Re: [PATCH 1/2] x86: KVM: Limit guest physical bits when 5-level EPT is unsupported

Jim Mattson <jmattson@xxxxxxxxxx> · Wed, 3 Jan 2024 19:40:02 -0800

On Wed, Jan 3, 2024 at 6:45 PM Chao Gao <chao.gao@xxxxxxxxx> wrote:
>
> On Wed, Jan 03, 2024 at 10:04:41AM -0800, Sean Christopherson wrote:
> >On Tue, Jan 02, 2024, Jim Mattson wrote:
> >> On Tue, Jan 2, 2024 at 3:24 PM Sean Christopherson <seanjc@xxxxxxxxxx> wrote:
> >> >
> >> > On Thu, Dec 21, 2023, Xu Yilun wrote:
> >> > > On Wed, Dec 20, 2023 at 08:28:06AM -0800, Sean Christopherson wrote:
> >> > > > > diff --git a/arch/x86/kvm/mmu/mmu.c b/arch/x86/kvm/mmu/mmu.c
> >> > > > > index c57e181bba21..72634d6b61b2 100644
> >> > > > > --- a/arch/x86/kvm/mmu/mmu.c
> >> > > > > +++ b/arch/x86/kvm/mmu/mmu.c
> >> > > > > @@ -5177,6 +5177,13 @@ void __kvm_mmu_refresh_passthrough_bits(struct kvm_vcpu *vcpu,
> >> > > > >   reset_guest_paging_metadata(vcpu, mmu);
> >> > > > >  }
> >> > > > >
> >> > > > > +/* guest-physical-address bits limited by TDP */
> >> > > > > +unsigned int kvm_mmu_tdp_maxphyaddr(void)
> >> > > > > +{
> >> > > > > + return max_tdp_level == 5 ? 57 : 48;
> >> > > >
> >> > > > Using "57" is kinda sorta wrong, e.g. the SDM says:
> >> > > >
> >> > > >   Bits 56:52 of each guest-physical address are necessarily zero because
> >> > > >   guest-physical addresses are architecturally limited to 52 bits.
> >> > > >
> >> > > > Rather than split hairs over something that doesn't matter, I think it makes sense
> >> > > > for the CPUID code to consume max_tdp_level directly (I forgot that max_tdp_level
> >> > > > is still accurate when tdp_root_level is non-zero).
> >> > >
> >> > > It is still accurate for now.

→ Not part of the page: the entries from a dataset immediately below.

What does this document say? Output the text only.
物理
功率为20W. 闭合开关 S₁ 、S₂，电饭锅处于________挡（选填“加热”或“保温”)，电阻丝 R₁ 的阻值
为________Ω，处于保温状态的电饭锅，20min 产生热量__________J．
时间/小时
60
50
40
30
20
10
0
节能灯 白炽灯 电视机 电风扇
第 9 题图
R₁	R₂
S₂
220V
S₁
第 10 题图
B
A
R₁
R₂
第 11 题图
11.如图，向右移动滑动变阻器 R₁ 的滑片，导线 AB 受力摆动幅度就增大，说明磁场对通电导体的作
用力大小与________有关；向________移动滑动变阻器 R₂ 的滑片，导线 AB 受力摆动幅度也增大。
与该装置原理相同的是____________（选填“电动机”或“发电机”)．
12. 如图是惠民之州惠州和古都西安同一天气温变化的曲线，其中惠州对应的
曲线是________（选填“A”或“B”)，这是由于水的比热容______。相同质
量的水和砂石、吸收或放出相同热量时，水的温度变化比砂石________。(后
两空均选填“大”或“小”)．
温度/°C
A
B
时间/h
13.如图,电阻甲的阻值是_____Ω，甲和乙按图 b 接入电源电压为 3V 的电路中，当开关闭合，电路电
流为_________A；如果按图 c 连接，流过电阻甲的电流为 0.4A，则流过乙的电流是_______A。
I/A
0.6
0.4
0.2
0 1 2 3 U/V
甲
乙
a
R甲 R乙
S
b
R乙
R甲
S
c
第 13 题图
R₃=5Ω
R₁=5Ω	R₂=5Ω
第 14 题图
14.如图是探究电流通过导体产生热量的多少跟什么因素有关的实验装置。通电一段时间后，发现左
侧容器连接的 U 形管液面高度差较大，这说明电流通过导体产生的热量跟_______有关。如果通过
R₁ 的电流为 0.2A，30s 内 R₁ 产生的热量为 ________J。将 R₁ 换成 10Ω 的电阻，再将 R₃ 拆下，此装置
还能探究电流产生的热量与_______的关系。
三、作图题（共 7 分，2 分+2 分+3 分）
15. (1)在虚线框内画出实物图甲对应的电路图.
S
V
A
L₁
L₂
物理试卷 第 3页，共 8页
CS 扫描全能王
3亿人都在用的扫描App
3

Only AMD SVM sets tdp_root_level the same as
> >> > > max_tdp_level:
> >> > >
> >> > >       kvm_configure_mmu(npt_enabled, get_npt_level(),
> >> > >                         get_npt_level(), PG_LEVEL_1G);
> >> > >
> >> > > But I wanna doulbe confirm if directly using max_tdp_level is fully
> >> > > considered.  In your last proposal, it is:
> >> > >
> >> > >   u8 kvm_mmu_get_max_tdp_level(void)
> >> > >   {
> >> > >       return tdp_root_level ? tdp_root_level : max_tdp_level;
> >> > >   }
> >> > >
> >> > > and I think it makes more sense, because EPT setup follows the same
> >> > > rule.  If any future architechture sets tdp_root_level smaller than
> >> > > max_tdp_level, the issue will happen again.
> >> >
> >> > Setting tdp_root_level != max_tdp_level would be a blatant bug.  max_tdp_level
> >> > really means "max possible TDP level KVM can use".  If an exact TDP level is being
> >> > forced by tdp_root_level, then by definition it's also the max TDP level, because
> >> > it's the _only_ TDP level KVM supports.
> >>
> >> This is all just so broken and wrong. The only guest.MAXPHYADDR that
> >> can be supported under TDP is the host.MAXPHYADDR. If KVM claims to
> >> support a smaller guest.MAXPHYADDR, then KVM is obligated to intercept
> >> every #PF,
>
> in this case (i.e., to support 48-bit guest.MAXPHYADDR when CPU supports only
> 4-level EPT), KVM has no need to intercept #PF because accessing a GPA with
> RSVD bits 51-48 set leads to EPT violation.

At the completion of the page table walk, if there is a permission
fault, the data address should not be accessed, so there should not be
an EPT violation. Remember Meltdown?

> >> and to emulate the faulting instruction to see if the RSVD
> >> bit should be set in the error code. Hardware isn't going to do it.
>
> Note for EPT violation VM exits, the CPU stores the GPA that caused this exit
> in "guest-physical address" field of VMCS. so, it is not necessary to emulate
> the faulting instruction to determine if any RSVD bit is set.

There should not be an EPT violation in the case discussed.

> >> Since some page faults may occur in CPL3, this means that KVM has to
> >> be prepared to emulate any memory-accessing instruction. That's not
> >> practical.
>
> as said above, no need to intercept #PF for this specific case.

I disagree. See above.